Jack only now noticed his father’s gloves. They must have been women’s gloves—close-fitting and of such thin material that William could turn the pages of his book as well as if he were bare-handed. The gloves were a light tan, almost skin-colored.

“My hands are so ugly,” Jack’s father whispered. “They got old before the rest of me.”

“Let me see them,” Jack said.

William winced once or twice, pulling the gloves off his fingers, but he wouldn’t allow Jack to help him. He put his hands in his son’s hands; Jack could feel his father trembling a little, as if he were cold. (The room now felt hot to Jack.) The gnarling of his dad’s knuckles was so extreme that Jack doubted his father could slide a ring on or off his fingers—William wore no rings. And the bony bumps, Heberden’s nodes, which had formed on the far-knuckle joints, disfigured his father’s hands more than Jack had anticipated.

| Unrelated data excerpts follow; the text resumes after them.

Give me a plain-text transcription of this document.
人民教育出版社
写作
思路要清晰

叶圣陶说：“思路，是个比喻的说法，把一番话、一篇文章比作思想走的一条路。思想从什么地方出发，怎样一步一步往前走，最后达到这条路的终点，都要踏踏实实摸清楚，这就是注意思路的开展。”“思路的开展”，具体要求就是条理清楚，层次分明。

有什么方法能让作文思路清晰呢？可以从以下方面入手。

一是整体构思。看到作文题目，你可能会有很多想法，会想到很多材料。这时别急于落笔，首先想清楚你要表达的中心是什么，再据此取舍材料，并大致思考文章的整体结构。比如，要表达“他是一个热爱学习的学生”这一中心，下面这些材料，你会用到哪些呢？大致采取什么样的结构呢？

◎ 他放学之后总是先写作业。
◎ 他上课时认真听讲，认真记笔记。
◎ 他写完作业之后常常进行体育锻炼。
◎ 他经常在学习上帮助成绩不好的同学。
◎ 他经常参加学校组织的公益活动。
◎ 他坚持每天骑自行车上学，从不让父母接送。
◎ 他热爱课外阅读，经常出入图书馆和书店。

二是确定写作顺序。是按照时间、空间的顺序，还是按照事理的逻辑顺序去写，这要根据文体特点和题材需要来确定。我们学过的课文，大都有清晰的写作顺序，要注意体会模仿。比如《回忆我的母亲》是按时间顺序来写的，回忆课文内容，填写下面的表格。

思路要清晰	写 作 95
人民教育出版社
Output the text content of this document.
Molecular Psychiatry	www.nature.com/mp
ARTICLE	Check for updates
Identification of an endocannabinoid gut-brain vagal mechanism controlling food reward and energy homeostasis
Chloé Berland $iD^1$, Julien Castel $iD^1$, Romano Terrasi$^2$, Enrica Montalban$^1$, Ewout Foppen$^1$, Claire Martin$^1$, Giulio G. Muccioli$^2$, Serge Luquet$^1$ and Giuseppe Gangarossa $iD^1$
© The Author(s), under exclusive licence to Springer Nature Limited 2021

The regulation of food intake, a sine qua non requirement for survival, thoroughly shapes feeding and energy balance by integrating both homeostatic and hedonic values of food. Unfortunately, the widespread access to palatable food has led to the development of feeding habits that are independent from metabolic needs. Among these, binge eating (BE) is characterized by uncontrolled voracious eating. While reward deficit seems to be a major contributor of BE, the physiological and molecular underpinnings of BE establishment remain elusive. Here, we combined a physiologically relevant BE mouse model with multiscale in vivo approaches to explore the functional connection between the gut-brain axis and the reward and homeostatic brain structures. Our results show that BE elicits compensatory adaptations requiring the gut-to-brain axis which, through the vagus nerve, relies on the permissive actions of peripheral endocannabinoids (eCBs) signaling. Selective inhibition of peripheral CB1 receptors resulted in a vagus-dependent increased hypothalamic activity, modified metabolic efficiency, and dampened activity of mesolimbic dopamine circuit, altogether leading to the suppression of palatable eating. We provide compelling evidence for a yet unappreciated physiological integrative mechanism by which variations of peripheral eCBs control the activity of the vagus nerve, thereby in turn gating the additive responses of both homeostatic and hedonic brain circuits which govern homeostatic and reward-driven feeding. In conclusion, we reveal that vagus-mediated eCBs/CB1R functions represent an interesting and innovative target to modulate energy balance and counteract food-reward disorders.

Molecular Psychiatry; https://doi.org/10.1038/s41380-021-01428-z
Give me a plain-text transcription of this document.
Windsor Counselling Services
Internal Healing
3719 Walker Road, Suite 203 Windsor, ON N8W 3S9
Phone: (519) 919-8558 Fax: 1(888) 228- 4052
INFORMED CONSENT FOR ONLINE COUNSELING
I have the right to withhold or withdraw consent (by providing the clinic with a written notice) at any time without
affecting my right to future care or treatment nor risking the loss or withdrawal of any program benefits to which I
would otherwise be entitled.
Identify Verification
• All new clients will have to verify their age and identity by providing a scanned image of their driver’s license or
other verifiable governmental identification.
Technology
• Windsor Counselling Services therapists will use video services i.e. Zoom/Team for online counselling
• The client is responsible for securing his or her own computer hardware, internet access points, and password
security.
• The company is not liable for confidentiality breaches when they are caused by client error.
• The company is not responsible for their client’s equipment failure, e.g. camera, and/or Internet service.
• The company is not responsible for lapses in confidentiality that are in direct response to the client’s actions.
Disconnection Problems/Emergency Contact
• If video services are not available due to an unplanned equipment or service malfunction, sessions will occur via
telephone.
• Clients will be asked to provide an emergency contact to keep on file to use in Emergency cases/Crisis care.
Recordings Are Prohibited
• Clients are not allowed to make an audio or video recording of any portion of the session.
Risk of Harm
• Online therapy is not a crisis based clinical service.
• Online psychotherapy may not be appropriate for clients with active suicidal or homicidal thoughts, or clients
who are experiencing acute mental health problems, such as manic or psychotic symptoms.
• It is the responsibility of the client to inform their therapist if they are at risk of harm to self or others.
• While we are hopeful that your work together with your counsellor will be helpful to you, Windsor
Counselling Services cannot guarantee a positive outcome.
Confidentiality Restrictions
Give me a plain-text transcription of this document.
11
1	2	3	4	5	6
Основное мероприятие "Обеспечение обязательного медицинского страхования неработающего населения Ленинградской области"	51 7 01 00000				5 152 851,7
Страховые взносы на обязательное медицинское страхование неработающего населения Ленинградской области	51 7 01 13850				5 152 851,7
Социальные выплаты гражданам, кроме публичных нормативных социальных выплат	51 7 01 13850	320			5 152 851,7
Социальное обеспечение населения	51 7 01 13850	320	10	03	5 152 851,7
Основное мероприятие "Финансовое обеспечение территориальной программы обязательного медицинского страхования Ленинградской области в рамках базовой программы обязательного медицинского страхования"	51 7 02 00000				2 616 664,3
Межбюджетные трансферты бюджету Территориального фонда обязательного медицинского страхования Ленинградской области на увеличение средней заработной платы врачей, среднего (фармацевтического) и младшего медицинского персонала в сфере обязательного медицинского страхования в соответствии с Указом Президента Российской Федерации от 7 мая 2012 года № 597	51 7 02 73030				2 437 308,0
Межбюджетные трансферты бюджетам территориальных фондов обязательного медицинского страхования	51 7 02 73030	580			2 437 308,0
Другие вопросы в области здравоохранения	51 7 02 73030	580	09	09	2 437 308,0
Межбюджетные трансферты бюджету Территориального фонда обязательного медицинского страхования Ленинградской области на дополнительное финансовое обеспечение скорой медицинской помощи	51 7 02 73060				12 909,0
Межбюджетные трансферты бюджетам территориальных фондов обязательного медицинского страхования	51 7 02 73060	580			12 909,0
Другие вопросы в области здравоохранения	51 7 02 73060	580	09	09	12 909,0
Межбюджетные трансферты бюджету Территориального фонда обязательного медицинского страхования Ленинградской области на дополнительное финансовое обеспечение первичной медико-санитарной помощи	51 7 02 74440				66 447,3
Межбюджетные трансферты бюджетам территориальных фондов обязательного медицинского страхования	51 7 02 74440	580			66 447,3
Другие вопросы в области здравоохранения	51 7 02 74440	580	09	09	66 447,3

“The rest of me is okay, Jack,” his dad said. He held one hand on his heart. “Except here, on occasion.” He put the index finger of his other hand to his temple, as if he were pointing a gun at his head. “And in here,” he added, giving Jack a mischievous little smile. “How about you?”

“I’m okay,” Jack told him.

It was like looking at himself on a hospital bed, in clothes he would never wear—as if Jack had fallen asleep one night when he was thirty-eight, and had woken up the next day when he was sixty-four.

William Burns was thin in the way that many musicians were. With his long hair and the small-boned, feminine prettiness of his face, he looked more like a rock musician than an organist—more like a lead singer (or one of those skinny, androgynous men with an electric guitar) than “a keyboard man,” as Heather had called him.

“Are we really going to the Kronenhalle?” Jack’s father asked.

“Yes. What’s so special about it?” Jack asked him.

“They have real art on the walls—Picasso, and people like that. James Joyce had his own table there. And the food’s good,” William said. “We’re not going with Dr. Horvath, I hope. I like Klaus, but he eats like a farmer!”

“We’re going with Dr. von Rohr and Dr. Krauer-Poppe,” Jack told him.

“Oh, what joy,” William said, as he had before—sarcastically. “They’re two of the best-looking shrinks you’ll ever see—I’ll give them that—but a little of Ruth goes a long way, and Anna-Elisabeth never takes me anywhere without bringing some medication along.”

Jack was struggling against the feeling that his sister had warned him he would have: his father seemed almost normal to him, or not half as eccentric as he’d expected. William certainly wasn’t as wound up as Professor Ritter, or as obstreperous as Dr. Horvath—nor was he a third as intense as Dr. Berger, or Dr. von Rohr, or Dr. Krauer-Poppe. In fact, among the team attending to William Burns, only Dr. Huber had struck Jack as normal—and she was an internist, not a psychiatrist. (A pragmatist, Heather had called her.)

“You have so many photographs,” Jack said to his dad. “Of me, I mean.”

“Well, yes—of course!” William cried. “You should have a look at them. You never knew that some of them were being taken, I’m sure!”

Jack got up from the bed and looked at the bulletin boards, his father following him in his socks—as closely and silently as Jack’s shadow.